Visceral gnathostomiasis can take many forms and the parasites can be found in eye (intraocular), GI tract, lung ear, nose CNS etc. Migratory subcutaneous nodules are common with visceral gnathostomiasis. Presence of parasite in CNS and ocular area are very serious. Subarachnoid haemorrage, multiple types of encephalitis and hydrocephalus have all associated with gnathostomiasis involving CNS. Although it is understood how Gnathostoma are able to enter the eye, they have been known to damage sensory apparatus of the retina, leading to irreversible blindness.
Clinical presentation is the first key to recognizing gnathostomiasis. Migratory oedema or creeping eruption is visual sign of the presence of parasite. History of consumption of related food or traveling to endemic area can provide key information. A wide array of serological tests- precipitation, indirect fluorescent antibody, indirect agglutination and ELISA has been used for the detection of antibody against the parasite.

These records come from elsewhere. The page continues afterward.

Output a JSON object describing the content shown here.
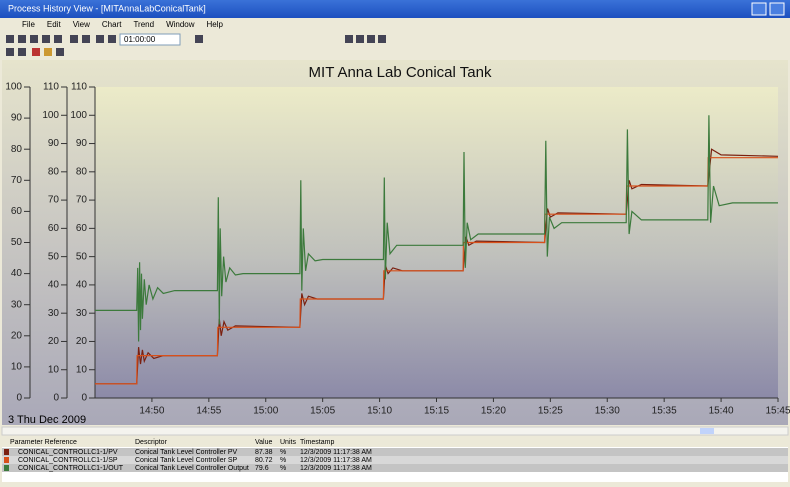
{
  "window": {
    "title": "Process History View - [MITAnnaLabConicalTank]",
    "menu": [
      "File",
      "Edit",
      "View",
      "Chart",
      "Trend",
      "Window",
      "Help"
    ],
    "time_span": "01:00:00",
    "date": "3 Thu Dec 2009"
  },
  "chart_data": {
    "type": "line",
    "title": "MIT Anna  Lab Conical Tank",
    "xlim": [
      "14:45",
      "15:45"
    ],
    "xticks": [
      "14:50",
      "14:55",
      "15:00",
      "15:05",
      "15:10",
      "15:15",
      "15:20",
      "15:25",
      "15:30",
      "15:35",
      "15:40",
      "15:45"
    ],
    "yaxes": [
      {
        "ylim": [
          0,
          100
        ],
        "yticks": [
          0,
          10,
          20,
          30,
          40,
          50,
          60,
          70,
          80,
          90,
          100
        ]
      },
      {
        "ylim": [
          0,
          110
        ],
        "yticks": [
          0,
          10,
          20,
          30,
          40,
          50,
          60,
          70,
          80,
          90,
          100,
          110
        ]
      },
      {
        "ylim": [
          0,
          110
        ],
        "yticks": [
          0,
          10,
          20,
          30,
          40,
          50,
          60,
          70,
          80,
          90,
          100,
          110
        ]
      }
    ],
    "series": [
      {
        "name": "CONICAL_CONTROLLC1-1/PV",
        "color": "#7a2010",
        "x": [
          "14:45:00",
          "14:48:40",
          "14:48:50",
          "14:49:00",
          "14:49:10",
          "14:49:20",
          "14:49:40",
          "14:50:10",
          "14:51:00",
          "14:55:45",
          "14:55:55",
          "14:56:05",
          "14:56:20",
          "14:56:40",
          "14:57:20",
          "15:03:00",
          "15:03:10",
          "15:03:25",
          "15:03:45",
          "15:04:30",
          "15:10:20",
          "15:10:30",
          "15:10:45",
          "15:11:10",
          "15:12:00",
          "15:17:20",
          "15:17:35",
          "15:17:50",
          "15:18:30",
          "15:24:30",
          "15:24:45",
          "15:25:00",
          "15:25:40",
          "15:31:40",
          "15:31:55",
          "15:32:10",
          "15:33:00",
          "15:38:50",
          "15:39:10",
          "15:40:00",
          "15:45:00"
        ],
        "values": [
          5,
          5,
          18,
          12,
          17,
          13,
          16,
          14,
          15,
          15,
          28,
          22,
          27,
          24,
          25.5,
          25,
          37,
          33,
          36,
          35,
          35,
          47,
          44,
          46,
          45,
          45,
          57,
          54,
          55.5,
          55,
          67,
          64,
          65.5,
          65,
          77,
          74,
          75.5,
          75,
          88,
          86,
          85.5
        ]
      },
      {
        "name": "CONICAL_CONTROLLC1-1/SP",
        "color": "#d8501a",
        "x": [
          "14:45:00",
          "14:48:40",
          "14:48:42",
          "14:55:45",
          "14:55:47",
          "15:03:00",
          "15:03:02",
          "15:10:20",
          "15:10:22",
          "15:17:20",
          "15:17:22",
          "15:24:30",
          "15:24:32",
          "15:31:40",
          "15:31:42",
          "15:38:50",
          "15:38:52",
          "15:45:00"
        ],
        "values": [
          5,
          5,
          15,
          15,
          25,
          25,
          35,
          35,
          45,
          45,
          55,
          55,
          65,
          65,
          75,
          75,
          85,
          85
        ]
      },
      {
        "name": "CONICAL_CONTROLLC1-1/OUT",
        "color": "#3c7a3c",
        "x": [
          "14:45:00",
          "14:48:40",
          "14:48:45",
          "14:48:50",
          "14:48:55",
          "14:49:00",
          "14:49:05",
          "14:49:10",
          "14:49:20",
          "14:49:30",
          "14:49:45",
          "14:50:05",
          "14:50:30",
          "14:51:00",
          "14:52:00",
          "14:55:45",
          "14:55:50",
          "14:55:55",
          "14:56:00",
          "14:56:08",
          "14:56:18",
          "14:56:30",
          "14:56:50",
          "14:57:20",
          "14:58:00",
          "15:03:00",
          "15:03:05",
          "15:03:10",
          "15:03:18",
          "15:03:30",
          "15:03:45",
          "15:04:20",
          "15:05:00",
          "15:10:20",
          "15:10:25",
          "15:10:30",
          "15:10:40",
          "15:10:55",
          "15:11:30",
          "15:17:20",
          "15:17:25",
          "15:17:32",
          "15:17:42",
          "15:18:00",
          "15:18:40",
          "15:24:30",
          "15:24:36",
          "15:24:44",
          "15:24:55",
          "15:25:20",
          "15:26:00",
          "15:31:40",
          "15:31:46",
          "15:31:55",
          "15:32:10",
          "15:33:00",
          "15:38:50",
          "15:38:56",
          "15:39:05",
          "15:39:20",
          "15:39:50",
          "15:41:00",
          "15:45:00"
        ],
        "values": [
          31,
          31,
          46,
          20,
          48,
          24,
          44,
          28,
          42,
          33,
          40,
          35,
          39,
          37,
          38,
          38,
          71,
          26,
          60,
          36,
          50,
          41,
          46,
          43.5,
          44,
          44,
          77,
          38,
          60,
          45,
          51,
          48.5,
          49,
          49,
          78,
          42,
          62,
          51,
          54,
          54,
          87,
          46,
          62,
          56,
          58,
          58,
          91,
          50,
          64,
          60,
          62,
          62,
          95,
          58,
          66,
          63,
          63,
          100,
          62,
          75,
          68,
          69,
          69
        ]
      }
    ]
  },
  "table": {
    "header": [
      "Parameter Reference",
      "Descriptor",
      "Value",
      "Units",
      "Timestamp"
    ],
    "rows": [
      {
        "color": "#7a2010",
        "cells": [
          "CONICAL_CONTROLLC1-1/PV",
          "Conical Tank Level Controller PV",
          "87.38",
          "%",
          "12/3/2009 11:17:38 AM"
        ]
      },
      {
        "color": "#d8501a",
        "cells": [
          "CONICAL_CONTROLLC1-1/SP",
          "Conical Tank Level Controller SP",
          "80.72",
          "%",
          "12/3/2009 11:17:38 AM"
        ]
      },
      {
        "color": "#3c7a3c",
        "cells": [
          "CONICAL_CONTROLLC1-1/OUT",
          "Conical Tank Level Controller Output",
          "79.6",
          "%",
          "12/3/2009 11:17:38 AM"
        ]
      }
    ]
  }
}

Albendazole, mebendazole and ivermectin have been shown to be effective against gnathostomiasis but the treatment of choice is often surgical removal of the parasite. Recommended adult dose of albendazole is 400mg twice daily for 21 days in gnathostomiasis where surgery could not be done.
So far we know, except two cases, no case of Gnathostomiasis has been reported in Bangladesh. The two cases were of ocular infection. It would be easier to find any parasite when it comes in a hollow organ like eye than in other parts of the body like liver, kidney, muscle, under skin, in brain or other area. As study shows that the most common manifestation of gnathostomiasis is dermal lesion. But so far, not a single case of dermal or other type has been reported in Bangladesh. It should not mean that except ocular infection, Gnathostoma infection is not present here. This may be due to lack of proper diagnosis due to the ignorance about the nematode. So this article may create awareness among the health personals about the parasite and help to diagnose the infection earlier and thus to avoid serious complications due to involvement of internal organs like CNS, eye or auditory area by the parasite.